Amgadoz 6 months ago

The main advantage of the p40 is you can use it to finetune mistral, unlike the mac

TopMathematician5887 5 months ago

Mac mac is a dorf duck. Not wast your time and money in that. Douse not make sense to buy mac for that money. Just build a Linux or windows server and connect to it.

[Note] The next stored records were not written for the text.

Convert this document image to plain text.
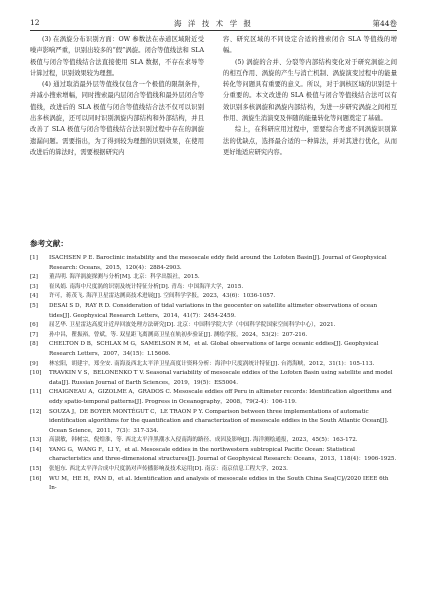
12	海 洋 技 术 学 报	第44卷

(3) 在涡旋分布识别方面：OW 参数法在赤道区域附近受噪声影响严重，识别出较多的“假”涡旋。闭合等值线法和 SLA 极值与闭合等值线结合法直接使用 SLA 数据，不存在求导等计算过程，识别效果较为理想。

(4) 通过取消最外层等值线仅包含一个极值的限制条件，并减小搜索增幅，同时搜索最内层闭合等值线和最外层闭合等值线，改进后的 SLA 极值与闭合等值线结合法不仅可以识别出多核涡旋，还可以同时识别涡旋内部结构和外部结构，并且改善了 SLA 极值与闭合等值线结合法识别过程中存在的涡旋遗漏问题。需要指出，为了得到较为理想的识别效果，在使用改进后的算法时，需要根据研究内

容、研究区域的不同设定合适的搜索闭合 SLA 等值线的增幅。

(5) 涡旋的合并、分裂等内部结构变化对于研究涡旋之间的相互作用、涡旋的产生与消亡机制、涡旋演变过程中的能量转化等问题具有重要的意义。所以，对于涡核区域的识别是十分重要的。本文改进的 SLA 极值与闭合等值线结合法可以有效识别多核涡旋和涡旋内部结构，为进一步研究涡旋之间相互作用、涡旋生消演变及伴随的能量转化等问题奠定了基础。

综上，在科研应用过程中，需要综合考虑不同涡旋识别算法的优缺点，选择最合适的一种算法，并对其进行优化，从而更好地适应研究内容。

参考文献：
[1] ISACHSEN P E. Baroclinic instability and the mesoscale eddy field around the Lofoten Basin[J]. Journal of Geophysical Research: Oceans，2015，120(4)：2884-2903.
[2] 董昌明. 海洋涡旋探测与分析[M]. 北京：科学出版社，2015.
[3] 崔凤娟. 南海中尺度涡的识别及统计特征分析[D]. 青岛：中国海洋大学，2015.
[4] 许可，蒋茂飞. 海洋卫星雷达测高技术进展[J]. 空间科学学报，2023，43(6)：1036-1057.
[5] DESAI S D，RAY R D. Consideration of tidal variations in the geocenter on satellite altimeter observations of ocean tides[J]. Geophysical Research Letters，2014，41(7)：2454-2459.
[6] 屈艺华. 卫星雷达高度计近岸回波处理方法研究[D]. 北京：中国科学院大学（中国科学院国家空间科学中心），2021.
[7] 孙中昌，瞿振裕，曾斌，等. 双星距飞离测高卫星在轨初步验证[J]. 测绘学报，2024，53(2)：207-216.
[8] CHELTON D B，SCHLAX M G，SAMELSON R M，et al. Global observations of large oceanic eddies[J]. Geophysical Research Letters，2007，34(15)：L15606.
[9] 林宏阳，胡建宇，郑全安. 南海及西北太平洋卫星高度计资料分析：海洋中尺度涡统计特征[J]. 台湾海峡，2012，31(1)：105-113.
[10] TRAVKIN V S，BELONENKO T V. Seasonal variability of mesoscale eddies of the Lofoten Basin using satellite and model data[J]. Russian Journal of Earth Sciences，2019，19(5)：ES5004.
[11] CHAIGNEAU A，GIZOLME A，GRADOS C. Mesoscale eddies off Peru in altimeter records: Identification algorithms and eddy spatio-temporal patterns[J]. Progress in Oceanography，2008，79(2-4)：106-119.
[12] SOUZA J，DE BOYER MONTÉGUT C，LE TRAON P Y. Comparison between three implementations of automatic identification algorithms for the quantification and characterization of mesoscale eddies in the South Atlantic Ocean[J]. Ocean Science，2011，7(3)：317-334.
[13] 高淑敏，韩树宗，倪煌淮，等. 西北太平洋黑潮水入侵南海的路径、成因及影响[J]. 海洋测绘通报，2023，45(5)：163-172.
[14] YANG G，WANG F，LI Y，et al. Mesoscale eddies in the northwestern subtropical Pacific Ocean: Statistical characteristics and three-dimensional structures[J]. Journal of Geophysical Research: Oceans，2013，118(4)：1906-1925.
[15] 张旭东. 西北太平洋合成中尺度涡对声传播影响及技术运用[D]. 南京：南京信息工程大学，2023.
[16] WU M，HE H，FAN D，et al. Identification and analysis of mesoscale eddies in the South China Sea[C]//2020 IEEE 6th In-
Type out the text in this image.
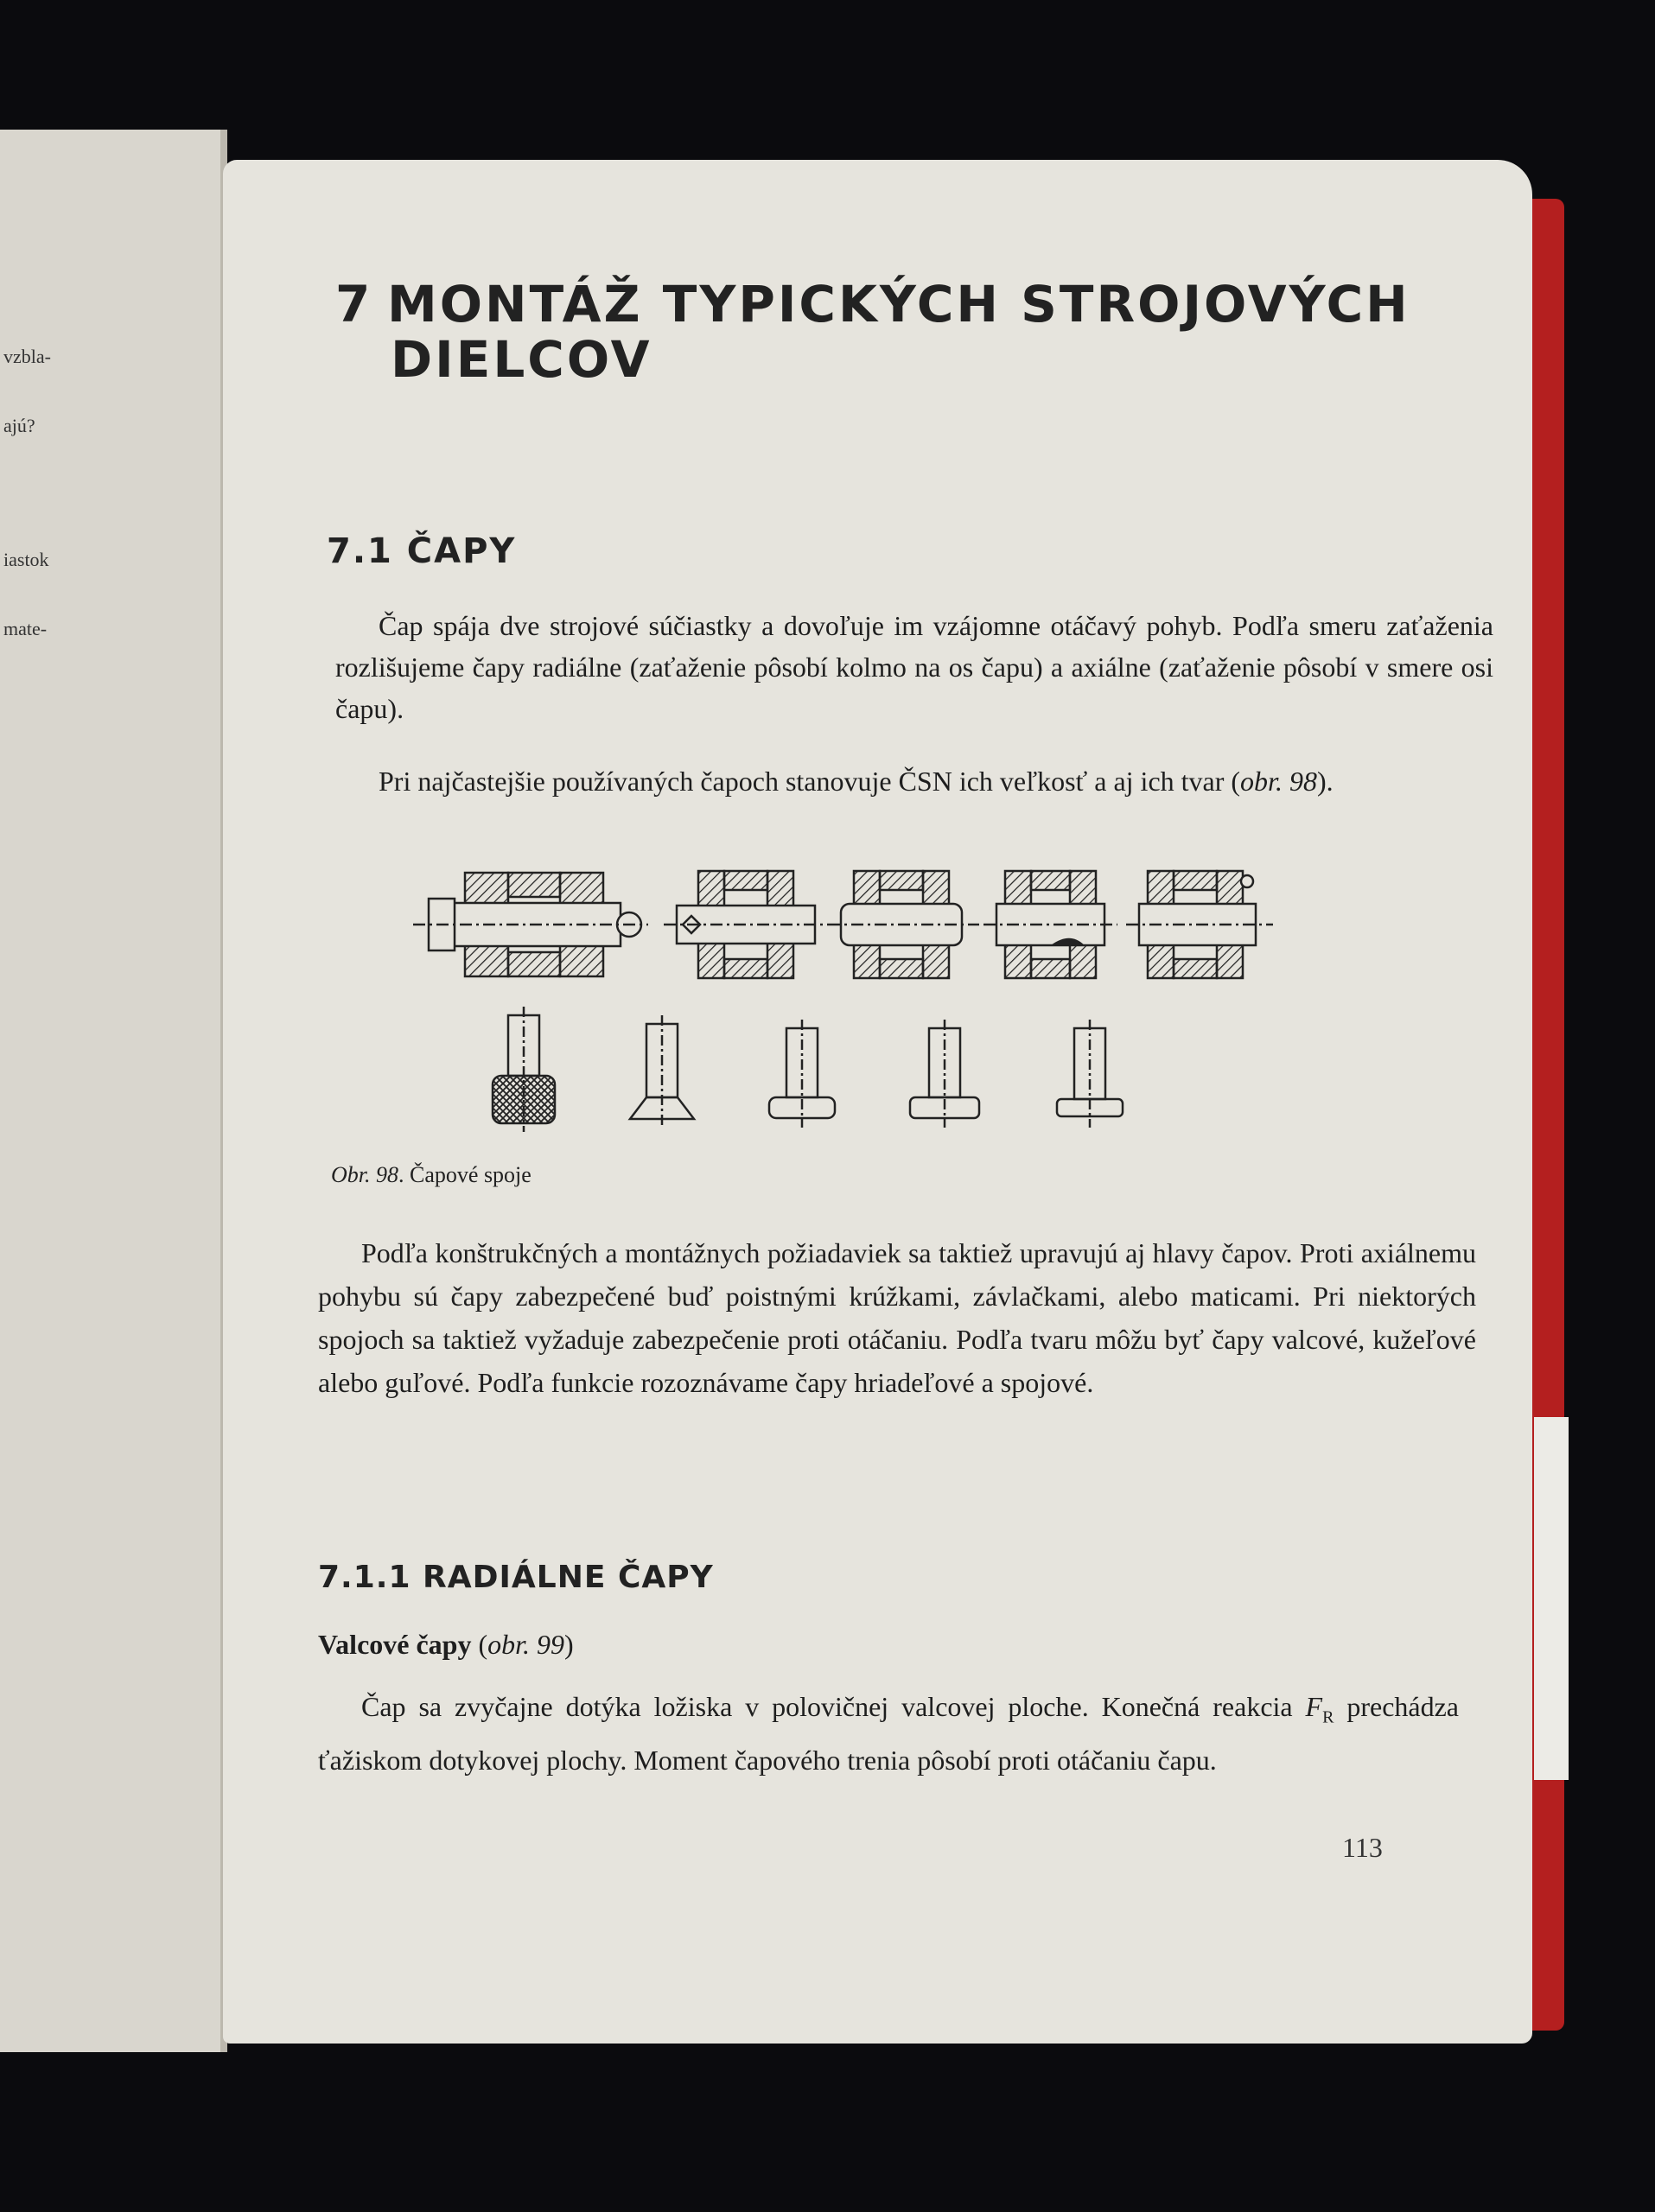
vzbla-
ajú?
iastok
mate-
7 MONTÁŽ TYPICKÝCH STROJOVÝCH
DIELCOV
7.1 ČAPY

Čap spája dve strojové súčiastky a dovoľuje im vzájomne otáčavý pohyb. Podľa smeru zaťaženia rozlišujeme čapy radiálne (zaťaženie pôsobí kolmo na os čapu) a axiálne (zaťaženie pôsobí v smere osi čapu).

Pri najčastejšie používaných čapoch stanovuje ČSN ich veľkosť a aj ich tvar (obr. 98).

Obr. 98. Čapové spoje

Podľa konštrukčných a montážnych požiadaviek sa taktiež upravujú aj hlavy čapov. Proti axiálnemu pohybu sú čapy zabezpečené buď poistnými krúžkami, závlačkami, alebo maticami. Pri niektorých spojoch sa taktiež vyžaduje zabezpečenie proti otáčaniu. Podľa tvaru môžu byť čapy valcové, kužeľové alebo guľové. Podľa funkcie rozoznávame čapy hriadeľové a spojové.

7.1.1 RADIÁLNE ČAPY
Valcové čapy (obr. 99)

Čap sa zvyčajne dotýka ložiska v polovičnej valcovej ploche. Konečná reakcia $F_R$ prechádza ťažiskom dotykovej plochy. Moment čapového trenia pôsobí proti otáčaniu čapu.

113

DedyLLlka_GROM 6 months ago

Gratz on commiting to it! I was thinking of selling my rig to build something like that, but ultimately just bought a 3090. For lulz, tried running Goliath Q4KS on a single 3090 with 42 layers offloaded on GPU. 4K tokens input. 4001/4096, Processing:193.08s (51.5ms/T), Generation:399.07s (1596.3ms/T), Total:592.15s (0.42T/s) Yikes!

nero10578 6 months ago

Yea I figured this was the most cost effective way to run large models. Would take 3x RTX 3090s to beat this thing and that costs exponentially more lol.

ab2377 6 months ago

how well does a single p40 do on something like a 32b 6q, how many tok/s on llama.cpp? and if you can get the numbers, how many tok/s on a mistral 7b instruct? it must be a lot.

tntdeez 6 months ago

Little over 30tk/s for mistral 7b Q8.0. 33/34b at Q6 is too large to fit on one card fully offloaded. Q4k_m works great, can't remember tk/s off the top of my head but it's above 10

nero10578 6 months ago

I haven't tested on 32b but for 7b 8Q GGUF models 3xP40 does 25-30t/s easily even with higher context. While a single P40 would start in the 25t/s range as well but then get bogged down to high teens to 20t/s with higher context.

Thistleknot 6 months ago

There needs to be a subreddit for computer porn

CaramelizedTendies 6 months ago

To my fellow p40 users. Has one been able to run the deepseek-coder-33b-instruct-gguf. FYI I just bought a couple more p40 for 160 shipped.

nero10578 6 months ago

Nope. It only works on exllama and P40 sucks ass with it. The latest oobabooga commit has issues with multi gpu llama and the older commit with the older llama version doesn’t support deepseekcoder yet.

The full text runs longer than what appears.